“If you die on me, I'll never forgive you,” I said as I gently stroked his head.
The tears were running down my cheeks as I uttered the words. He looked at me and I could see pain in his eyes – the eyes that until so recently had sparkled and been full of life. Now they had lost their lustre and were dull, almost, but not quite, lifeless. He didn't cry though, unlike me.
We'd been best friends for many years while I'd grown up. He was definitely the oldest friend I had, in terms of knowing him for the longest period. Gee – we'd been friends even before I started school and that was seven years ago now.
We'd done so much together in that time. Played ball games, gone swimming, walking, climbing hills and wandering through valleys. Of course the best times were always the holidays when we could spend so much time together and those two weeks every year when we went to the seaside with my parents – those were the absolute best. I know you enjoyed them every bit as much as I did. Running along the sandy beach, dashing in and out of the sea, investigating the rock pools. There was always something to do to keep us amused and happy from early morning until dusk. And the sun nearly always seemed to shine during those two weeks.
The great thing was that I could share all my secrets with you and not once did you ever tell anybody even one of them. Your lips were sealed. I could tell you my hopes and my fears, usually when we lay together in my room at night. Or sometimes, on a bright moonlight night, we'd look out of the window at the stars. Just you and me in companionable silence, gazing into the infinity of space and wondering at the enormity of it.
Of course there were a few sad times along the way. Not really sad, I suppose, but times when one or the other of us had done something wrong and life wasn't as good as it normally was. Those were the times when we really needed each other. You never let me down in that respect and were always there for me. I just hope you feel I was similarly always there for you. We never asked each other that question; just took it for granted I guess. For sure we never fell out with one another in all those years and that has to be some sort of a record, doesn't it?
But now, what am I going to do without you? I've got lots of pictures and a few videos of you, many just of you on your own and some of both of us together, that I can look at after you're gone, so you'll still be here – sort of I suppose. And you'll always be in my heart and in my memories, but life is never going to be the same and that is why I can't forgive you – at least not now.
When you're a little kid you don't think about death and dying. Life seems to stretch before you for ever and ever and each day is full of new discoveries. You are so busy learning new things and having fun that you don't have room for thinking that sometime that it is all going to stop. My mother did try to explain it to me once, a couple of years ago – 'the law of diminishing percentages' she called it. How when you're ten years old the next year is going to be a whole ten percent of your previous life, but when you're fifty that next year is just two percent. I didn't fully understand it when she tried to explain it – maths isn't my best subject at school I will admit. I decided that perhaps when I got to fifty I would!
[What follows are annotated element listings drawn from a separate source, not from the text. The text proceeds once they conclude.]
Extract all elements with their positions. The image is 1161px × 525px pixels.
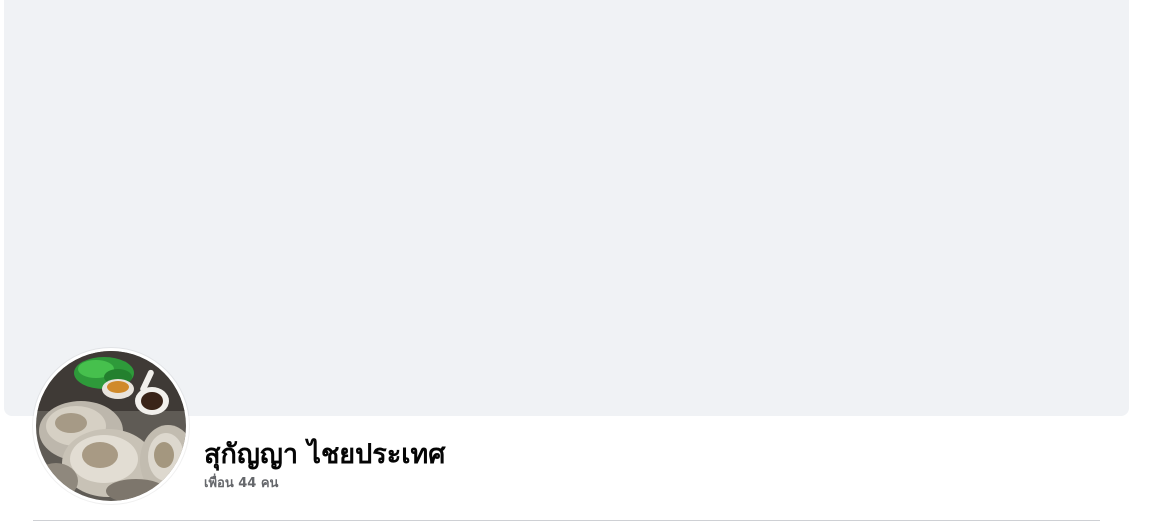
friend-count[interactable]: เพื่อน 44 คน [204, 475, 445, 493]
profile-name[interactable]: สุกัญญา ไชยประเทศ [204, 436, 445, 474]
profile-header: สุกัญญา ไชยประเทศ เพื่อน 44 คน [0, 0, 1161, 525]
profile-info: สุกัญญา ไชยประเทศ เพื่อน 44 คน [204, 436, 445, 493]
profile-picture[interactable] [36, 351, 186, 501]
divider [33, 520, 1100, 521]
profile-picture-image [36, 351, 186, 501]
cover-photo[interactable] [4, 0, 1129, 416]
profile-picture-frame[interactable] [33, 348, 189, 504]
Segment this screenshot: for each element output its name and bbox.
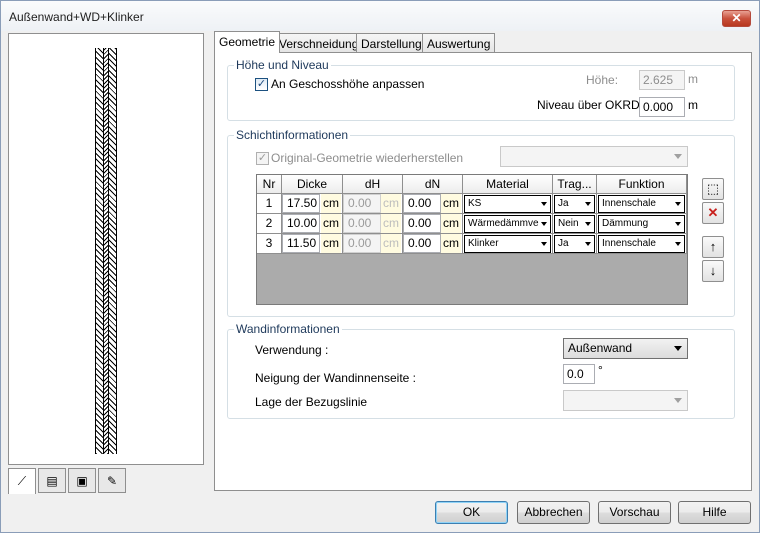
row-1-nr: 1 bbox=[257, 194, 282, 214]
chevron-down-icon bbox=[675, 242, 681, 246]
chevron-down-icon bbox=[674, 346, 682, 351]
group-title: Wandinformationen bbox=[234, 322, 342, 336]
wall-section-drawing bbox=[95, 48, 117, 454]
row-3-material-dropdown[interactable]: Klinker bbox=[463, 234, 553, 254]
chevron-down-icon bbox=[674, 154, 682, 159]
help-button[interactable]: Hilfe bbox=[678, 501, 751, 524]
niveau-unit: m bbox=[688, 98, 698, 112]
row-3-trag-dropdown[interactable]: Ja bbox=[553, 234, 597, 254]
chevron-down-icon bbox=[585, 222, 591, 226]
chevron-down-icon bbox=[541, 242, 547, 246]
row-2-material-dropdown[interactable]: Wärmedämmve bbox=[463, 214, 553, 234]
adapt-height-checkbox[interactable]: ✓ bbox=[255, 78, 268, 91]
neigung-field[interactable]: 0.0 bbox=[563, 364, 595, 384]
title-bar: Außenwand+WD+Klinker ✕ bbox=[1, 1, 759, 31]
tab-auswertung[interactable]: Auswertung bbox=[422, 33, 496, 53]
move-down-icon[interactable]: ↓ bbox=[702, 260, 724, 282]
group-wandinformationen: Wandinformationen Verwendung : Außenwand… bbox=[227, 322, 735, 419]
adapt-height-label: An Geschosshöhe anpassen bbox=[271, 77, 425, 91]
cancel-button[interactable]: Abbrechen bbox=[517, 501, 590, 524]
wall-geometry-icon[interactable]: ⟋ bbox=[8, 468, 36, 494]
column-header-dn[interactable]: dN bbox=[403, 175, 463, 194]
chevron-down-icon bbox=[541, 222, 547, 226]
height-label: Höhe: bbox=[586, 73, 619, 87]
row-3-dicke[interactable]: 11.50 cm bbox=[282, 234, 343, 254]
note-icon[interactable]: ✎ bbox=[98, 468, 126, 493]
restore-geometry-checkbox[interactable]: ✓ bbox=[256, 152, 269, 165]
chevron-down-icon bbox=[585, 202, 591, 206]
chevron-down-icon bbox=[675, 202, 681, 206]
column-header-nr[interactable]: Nr bbox=[257, 175, 282, 194]
height-field[interactable]: 2.625 bbox=[639, 70, 685, 90]
row-2-trag-dropdown[interactable]: Nein bbox=[553, 214, 597, 234]
image-icon[interactable]: ▣ bbox=[68, 468, 96, 493]
group-title: Höhe und Niveau bbox=[234, 58, 331, 72]
dialog-window: Außenwand+WD+Klinker ✕ ⟋ ▤ ▣ ✎ Geometrie… bbox=[0, 0, 760, 533]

Now, suddenly, I can see what she meant. I thought you were going to be there like forever, or at least until I went away to university when I am eighteen. You'd only be a couple of years older than me then. But your percentages aren't the same as mine because dogs don't live as long as we humans do.
I suppose I should have noticed the signs over the last few months. You weren't so keen to go for long walks or to chase after balls in the garden. You wanted to spend more time sleeping and it started to become an effort to climb the stairs to my bedroom or even jump on my bed. So, yeah I knew you were slowing down a bit, but it was a very hot summer and nobody felt like doing too much.
But then you started to be sick and that was when I should have started to worry, but I didn't. I thought it was just a tummy upset due to something you'd eaten – after all you always were a great one for finding things to eat while we were out. Remember that time last summer when you found an ice cream cone on the beach? Boy that went down a treat! The fact that it belonged to the kid sitting next to us didn't bother you at all, did it?
It was after mum and dad had taken you to that place you've never liked to visit, when I overheard them talking while they thought I was upstairs. They were talking very quietly and mum especially seemed upset, not like her normal happy self.
“Should we tell him?” I heard her say to dad.
“Perhaps in a few days. I don't think we have to make the decision yet” he replied.
“I think I'll get a copy of 'Rainbow Bridge' for him. It might help – a bit.”
Of course I had to go upstairs, switch on my computer and look up Rainbow Bridge. And that was when I knew what was going to happen. That was a couple of weeks ago, and after that you got worse very quickly.
“If you're not waiting for me on the other side of that bridge, I'll never forgive you.” I said, as I gently stroked his head.